Search code examples
pythonweb-scrapingscrapyuser-agent

Blocked from scraping a website with Scrapy?


I'm still trying to scrape search results from this kind of URL, which is the search results for a Chinese online newspaper. Scrapy works for a few requests, and then I get the following terminal output.

2019-12-19 11:56:19 [scrapy.spidermiddlewares.httperror] INFO: Ignoring response <461 http://so.news.cn/getNews?keyword=%E7%BE%8E%E5%9B%BD&curPage=55&sortField=0&searchFields=0&lang=cn>: HTTP status code is not handled or not allowed

It seems to work better if I add a delay, but then it is very slow. Is this because I am being blocked by the site - and is there anything I can do about it? I don't currently have any special User-Agent defined in settings.py. I have tried using scrapy-UserAgent to rotate User-Agent, but it doesn't seem to be working. Would a VPN help?

Thanks


Solution

  • Different solutions to test :

    • Random pause between each requests
    • Make good use of sessions:

      1) Keep the same session for an amount of request (30 to 60)

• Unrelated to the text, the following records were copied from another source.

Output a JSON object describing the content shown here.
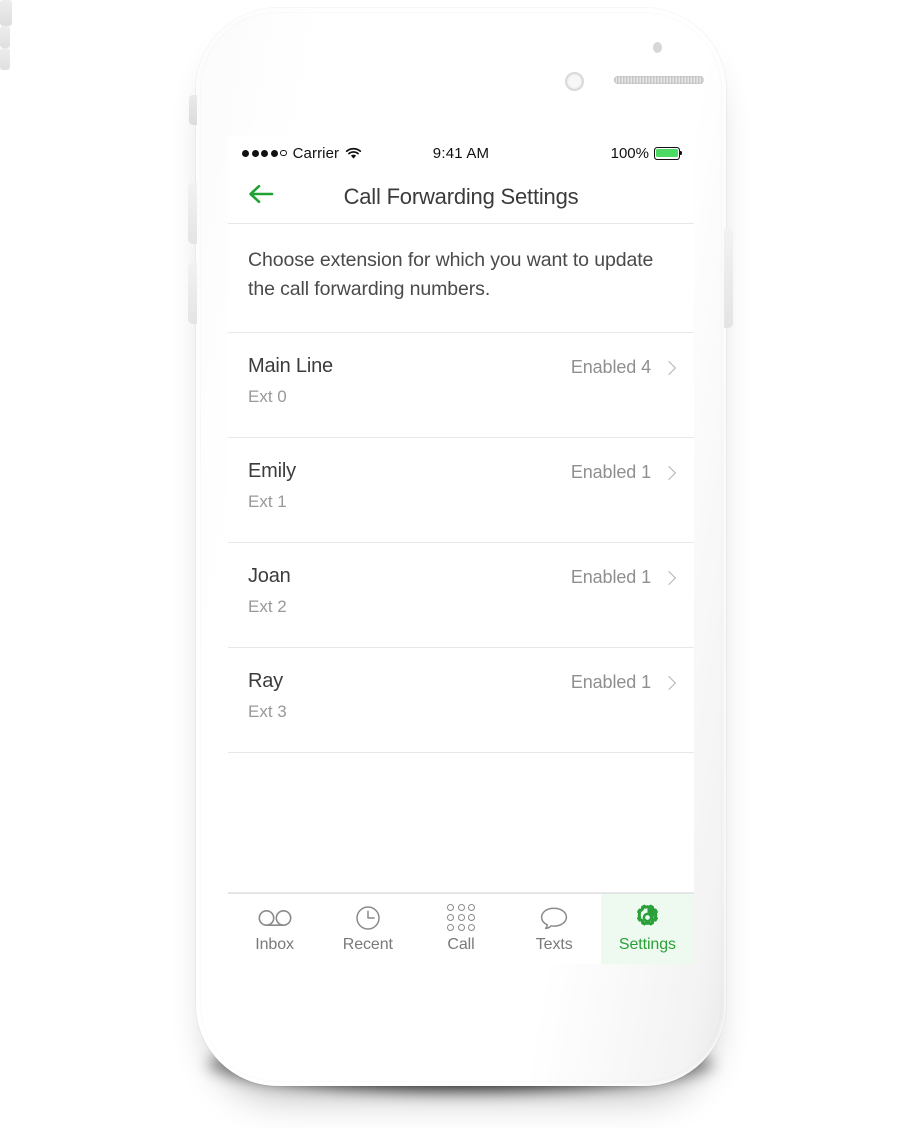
{
  "device": {
    "hardware": {
      "sensor": "proximity-sensor",
      "camera": "front-camera",
      "earpiece": "earpiece-speaker",
      "buttons": [
        "silent-switch",
        "volume-up",
        "volume-down",
        "power"
      ]
    }
  },
  "status_bar": {
    "signal_dots_filled": 4,
    "signal_dots_total": 5,
    "carrier": "Carrier",
    "wifi": "wifi-icon",
    "time": "9:41 AM",
    "battery_percent": "100%",
    "battery_level": 100,
    "battery_color": "#4cd964"
  },
  "nav_bar": {
    "back_label": "back-arrow",
    "title": "Call Forwarding Settings",
    "accent_color": "#2aa03a"
  },
  "description": {
    "text": "Choose extension for which you want to update the call forwarding numbers."
  },
  "extensions": [
    {
      "name": "Main Line",
      "ext": "Ext 0",
      "status": "Enabled 4"
    },
    {
      "name": "Emily",
      "ext": "Ext 1",
      "status": "Enabled 1"
    },
    {
      "name": "Joan",
      "ext": "Ext 2",
      "status": "Enabled 1"
    },
    {
      "name": "Ray",
      "ext": "Ext 3",
      "status": "Enabled 1"
    }
  ],
  "tab_bar": {
    "active_index": 4,
    "active_bg": "#eefaef",
    "active_color": "#2aa03a",
    "inactive_color": "#7a7a7a",
    "items": [
      {
        "label": "Inbox",
        "icon": "voicemail-icon"
      },
      {
        "label": "Recent",
        "icon": "clock-icon"
      },
      {
        "label": "Call",
        "icon": "keypad-icon"
      },
      {
        "label": "Texts",
        "icon": "speech-bubble-icon"
      },
      {
        "label": "Settings",
        "icon": "gear-icon"
      }
    ]
  }
}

      2) Clear your cookies after 30 to 60 request and change the user agent. Use this simple python framework: https://pypi.org/project/shadow-useragent/

      3) If that still does not work: rotate your IP over time (every 30 to 60 requests for instance) thanks to a proxy provider, rotate your user-agent, clear your cookies at the same time.

    You should now look random for most of the websites. If you see any more bot mitigation (recaptchas) or specialized anti-scraping services, this could get trickier.